O cenário é ridículo. Chega a ser engraçado. O Governo do Rio de Janeiro tem um estádio parado nas mãos de uma empresa atolada na merda até o pescoço e por política força Flamengo e Fluminense a pensarem em criar seus próprios estádios e transformar o problema atual em eterno.

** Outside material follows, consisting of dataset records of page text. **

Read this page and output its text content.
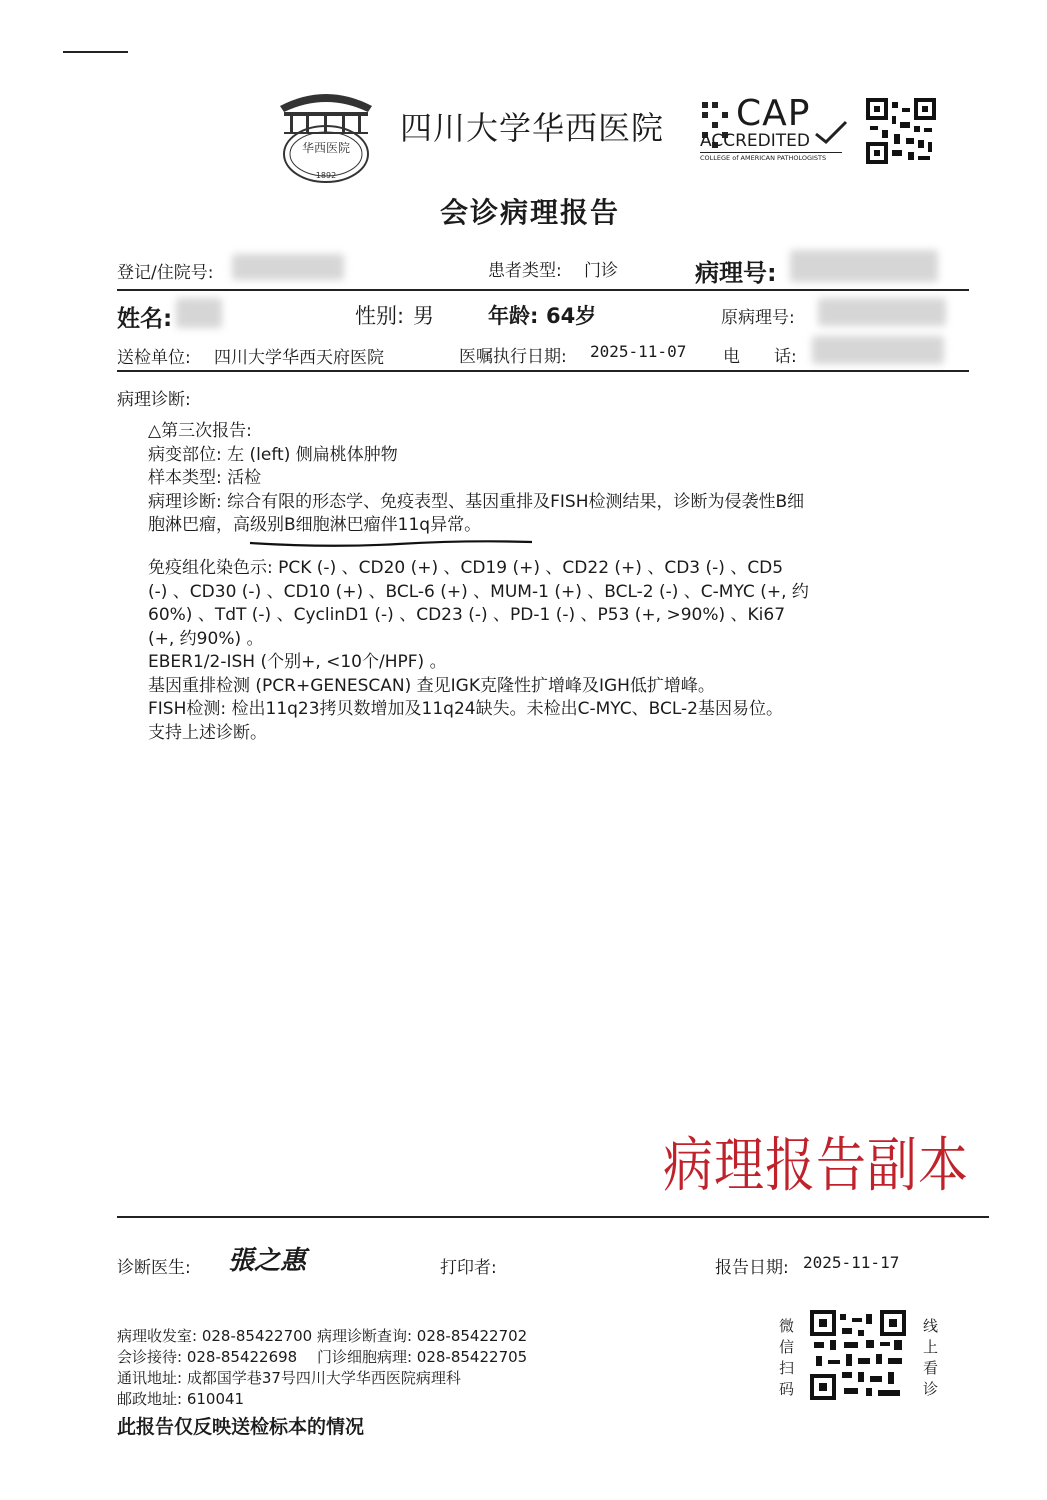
华西医院
1892
四川大学华西医院 CAP
ACCREDITED
COLLEGE of AMERICAN PATHOLOGISTS
会诊病理报告
登记/住院号:	患者类型: 门诊	病理号:
姓名:	性别: 男	年龄: 64岁	原病理号:
送检单位: 四川大学华西天府医院	医嘱执行日期: 2025-11-07 电　　话:
病理诊断:
△第三次报告:
病变部位: 左 (left) 侧扁桃体肿物
样本类型: 活检
病理诊断: 综合有限的形态学、免疫表型、基因重排及FISH检测结果，诊断为侵袭性B细
胞淋巴瘤，高级别B细胞淋巴瘤伴11q异常。
免疫组化染色示: PCK (-) 、CD20 (+) 、CD19 (+) 、CD22 (+) 、CD3 (-) 、CD5
(-) 、CD30 (-) 、CD10 (+) 、BCL-6 (+) 、MUM-1 (+) 、BCL-2 (-) 、C-MYC (+, 约
60%) 、TdT (-) 、CyclinD1 (-) 、CD23 (-) 、PD-1 (-) 、P53 (+, >90%) 、Ki67
(+, 约90%) 。
EBER1/2-ISH (个别+, <10个/HPF) 。
基因重排检测 (PCR+GENESCAN) 查见IGK克隆性扩增峰及IGH低扩增峰。
FISH检测: 检出11q23拷贝数增加及11q24缺失。未检出C-MYC、BCL-2基因易位。
支持上述诊断。
病理报告副本
诊断医生: 張之惠	打印者:	报告日期: 2025-11-17
病理收发室: 028-85422700 病理诊断查询: 028-85422702
会诊接待: 028-85422698　 门诊细胞病理: 028-85422705
通讯地址: 成都国学巷37号四川大学华西医院病理科
邮政地址: 610041	微信扫码	线上看诊
此报告仅反映送检标本的情况
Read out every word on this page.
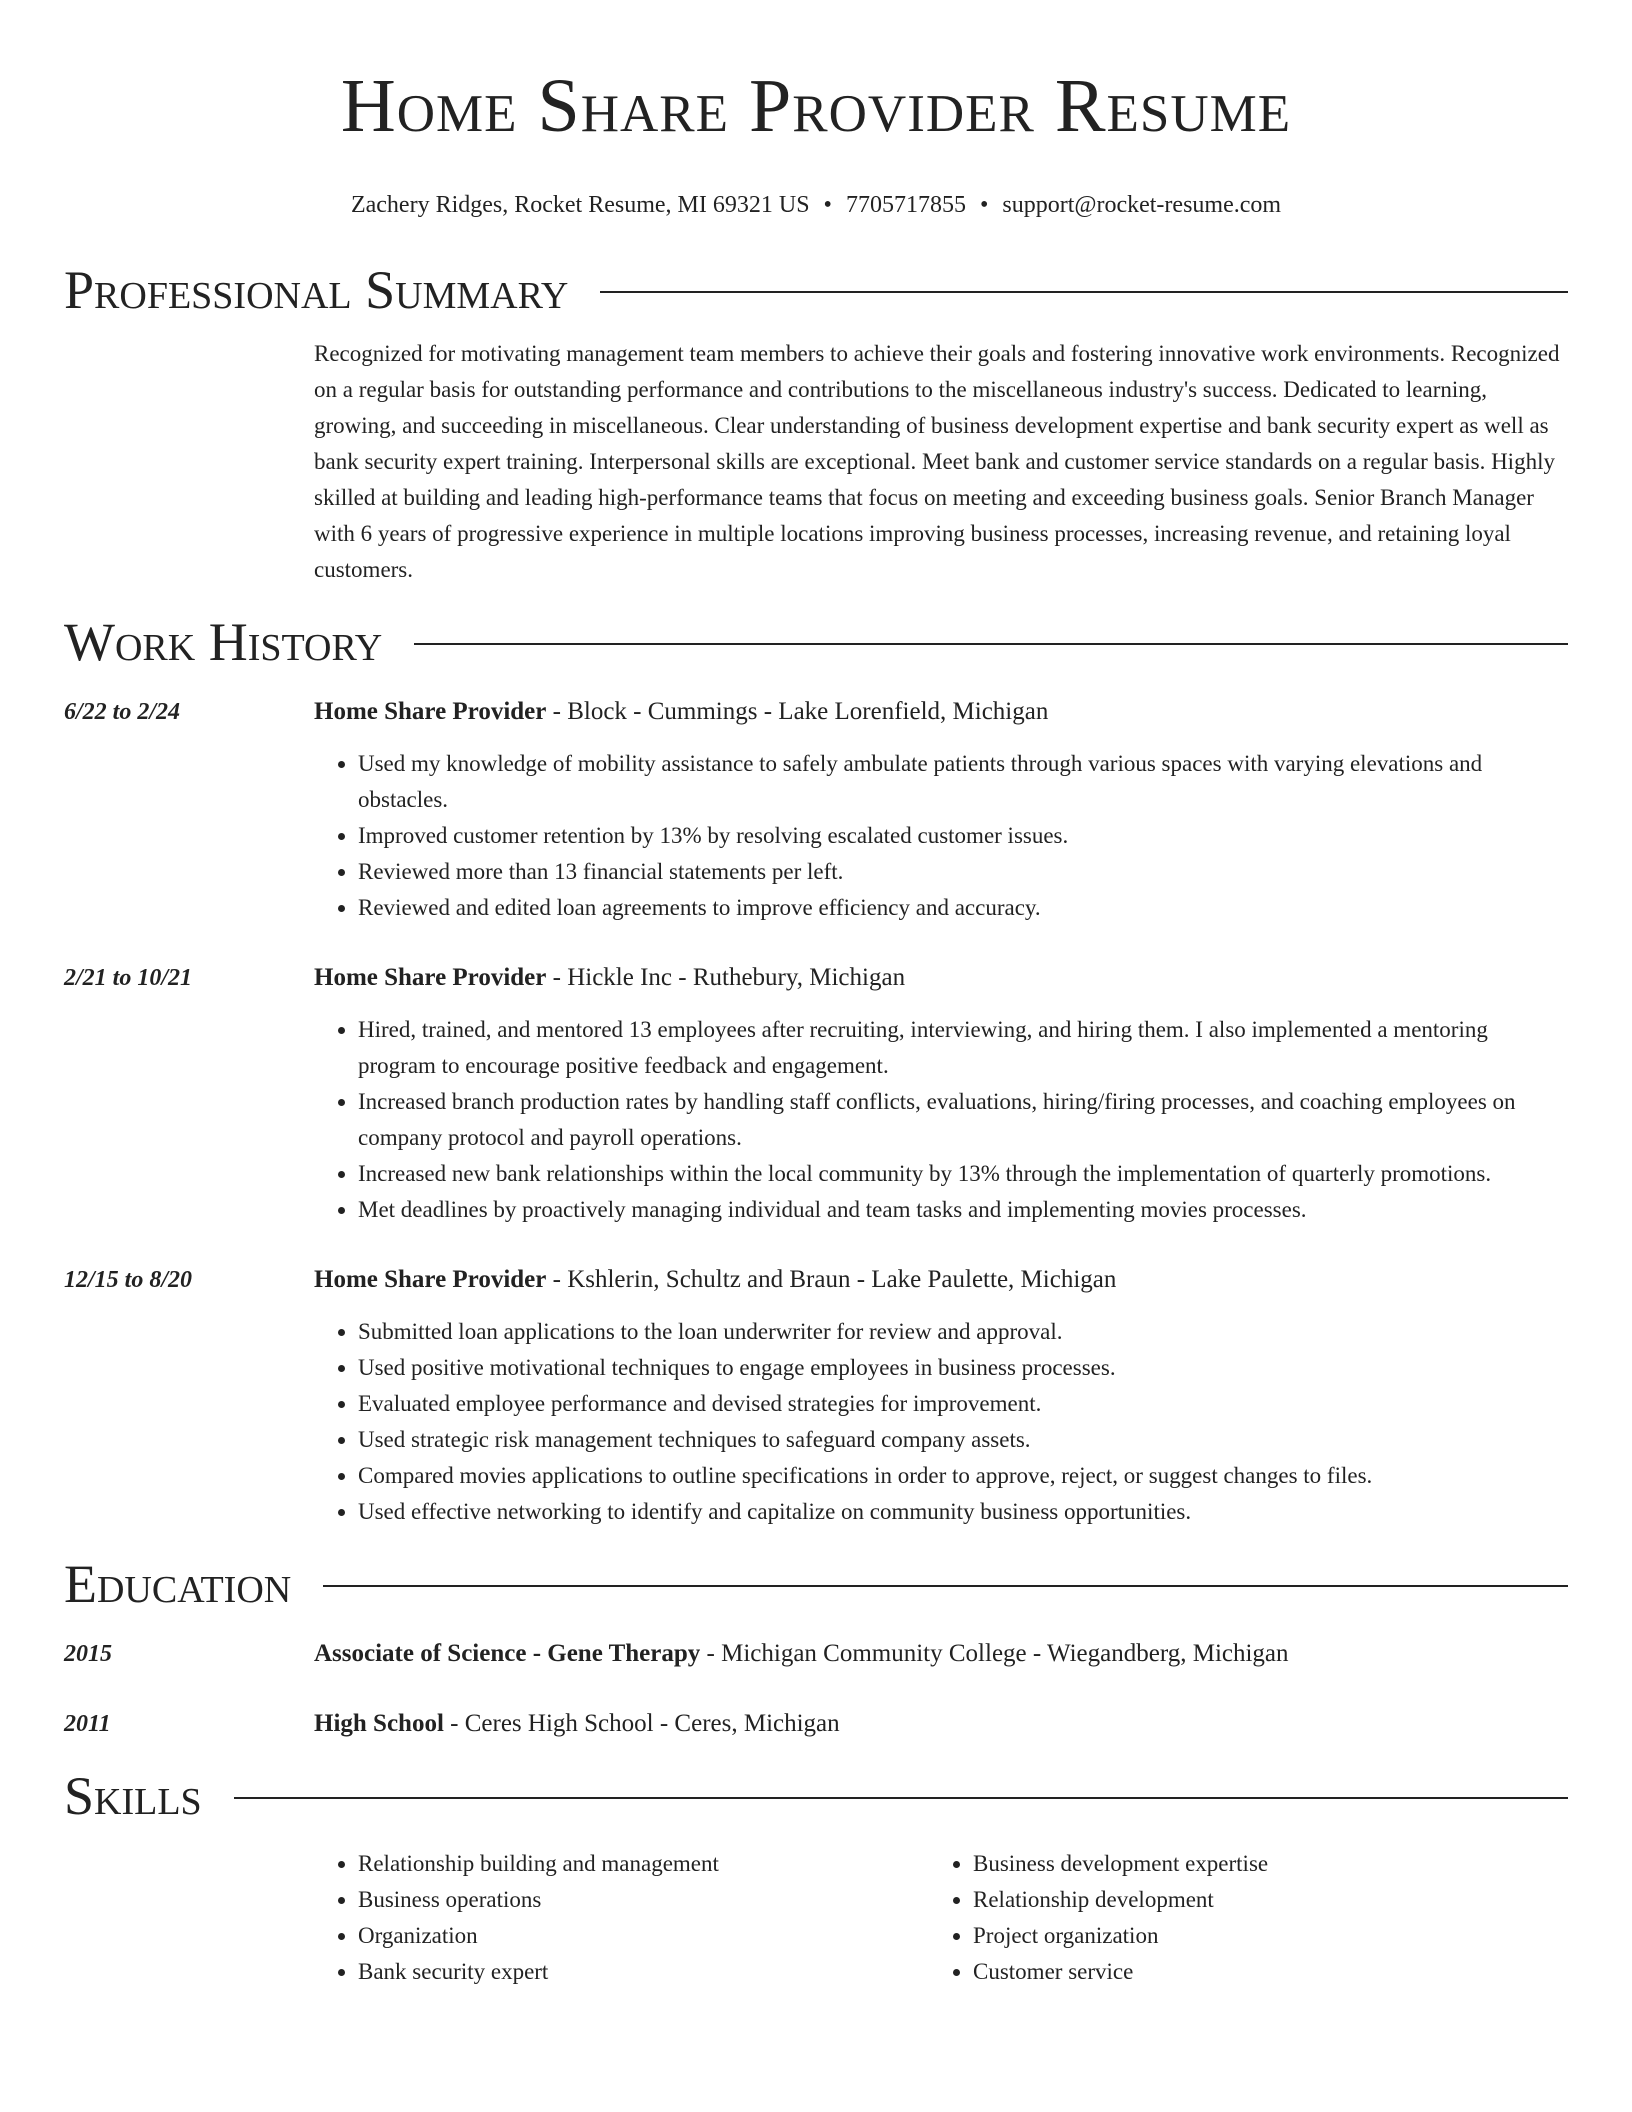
Home Share Provider Resume
Zachery Ridges, Rocket Resume, MI 69321 US • 7705717855 • support@rocket-resume.com
Professional Summary
Recognized for motivating management team members to achieve their goals and fostering innovative work environments. Recognized on a regular basis for outstanding performance and contributions to the miscellaneous industry's success. Dedicated to learning, growing, and succeeding in miscellaneous. Clear understanding of business development expertise and bank security expert as well as bank security expert training. Interpersonal skills are exceptional. Meet bank and customer service standards on a regular basis. Highly skilled at building and leading high-performance teams that focus on meeting and exceeding business goals. Senior Branch Manager with 6 years of progressive experience in multiple locations improving business processes, increasing revenue, and retaining loyal customers.
Work History
6/22 to 2/24	Home Share Provider - Block - Cummings - Lake Lorenfield, Michigan
• Used my knowledge of mobility assistance to safely ambulate patients through various spaces with varying elevations and obstacles.
• Improved customer retention by 13% by resolving escalated customer issues.
• Reviewed more than 13 financial statements per left.
• Reviewed and edited loan agreements to improve efficiency and accuracy.
2/21 to 10/21	Home Share Provider - Hickle Inc - Ruthebury, Michigan
• Hired, trained, and mentored 13 employees after recruiting, interviewing, and hiring them. I also implemented a mentoring program to encourage positive feedback and engagement.
• Increased branch production rates by handling staff conflicts, evaluations, hiring/firing processes, and coaching employees on company protocol and payroll operations.
• Increased new bank relationships within the local community by 13% through the implementation of quarterly promotions.
• Met deadlines by proactively managing individual and team tasks and implementing movies processes.
12/15 to 8/20	Home Share Provider - Kshlerin, Schultz and Braun - Lake Paulette, Michigan
• Submitted loan applications to the loan underwriter for review and approval.
• Used positive motivational techniques to engage employees in business processes.
• Evaluated employee performance and devised strategies for improvement.
• Used strategic risk management techniques to safeguard company assets.
• Compared movies applications to outline specifications in order to approve, reject, or suggest changes to files.
• Used effective networking to identify and capitalize on community business opportunities.
Education
2015	Associate of Science - Gene Therapy - Michigan Community College - Wiegandberg, Michigan
2011	High School - Ceres High School - Ceres, Michigan
Skills
• Relationship building and management
• Business operations
• Organization
• Bank security expert
• Business development expertise
• Relationship development
• Project organization
• Customer service
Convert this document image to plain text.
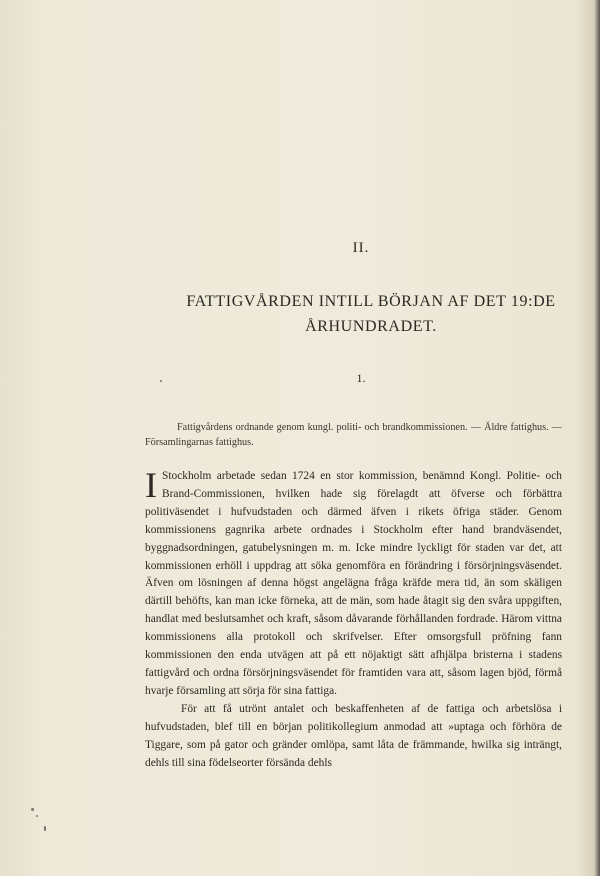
II.
FATTIGVÅRDEN INTILL BÖRJAN AF DET 19:DE ÅRHUNDRADET.
1.
Fattigvårdens ordnande genom kungl. politi- och brandkommissionen. — Äldre fattighus. — Församlingarnas fattighus.

I Stockholm arbetade sedan 1724 en stor kommission, benämnd Kongl. Politie- och Brand-Commissionen, hvilken hade sig förelagdt att öfverse och förbättra politiväsendet i hufvudstaden och därmed äfven i rikets öfriga städer. Genom kommissionens gagnrika arbete ordnades i Stockholm efter hand brandväsendet, byggnadsordningen, gatubelysningen m. m. Icke mindre lyckligt för staden var det, att kommissionen erhöll i uppdrag att söka genomföra en förändring i försörjningsväsendet. Äfven om lösningen af denna högst angelägna fråga kräfde mera tid, än som skäligen därtill behöfts, kan man icke förneka, att de män, som hade åtagit sig den svåra uppgiften, handlat med beslutsamhet och kraft, såsom dåvarande förhållanden fordrade. Härom vittna kommissionens alla protokoll och skrifvelser. Efter omsorgsfull pröfning fann kommissionen den enda utvägen att på ett nöjaktigt sätt afhjälpa bristerna i stadens fattigvård och ordna försörjningsväsendet för framtiden vara att, såsom lagen bjöd, förmå hvarje församling att sörja för sina fattiga.

För att få utrönt antalet och beskaffenheten af de fattiga och arbetslösa i hufvudstaden, blef till en början politikollegium anmodad att »uptaga och förhöra de Tiggare, som på gator och gränder omlöpa, samt låta de främmande, hwilka sig inträngt, dehls till sina födelseorter försända dehls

A burrice é gritante. É quase o caso do Engenhão que foi interditado sem explicações aceitáveis para forçar nego a aceitar o Maracanã em acordo com a máfia da Odebrecht. Paga o Botafogo, paga o torcedor, a população, as contas públicas, o estádio, a cultura, o patrimonio, Flamengo, Fluminense e…. a gente faz no máximo uma  hastag no twitter.

O mau do brasileiro é brigar contra a obra e não contra o mau uso dela. O Maracanã não é um “elefante branco” e nem foi ruim te-lo reformado. O que fazem com ele é o problema.  Nós somos da burra filosofia de que é melhor não fazer uma ponte porque o governo vai roubar ao invés de querer a ponte e tentar impedir o roubo.

O Maracanã tem que ser tomado por Flamengo e Fluminense como um traficante toma uma boca de fumo.  Nós, torcedores, amantes do futebol, devíamos nos mobilizar por isso e fazer algo grande até que se resolva.

Mas convenhamos, e é claro que tem sua lógica, se a gente não faz isso por hospitais, o que dirá por um estádio abandonado.

O que me agride a inteligencia não é nem o fato da política parar o estádio, mas sim o governo abrir mão de ter um entretenimento para a população aos finais de semana e se blindar das outras mil bobagens que faz. Ou seja, além de ruins são burros.

É o típico ladrão de bancos preso porque urinou na rua de madrugada.  Ou porque comprou pedalinhos… tanto faz.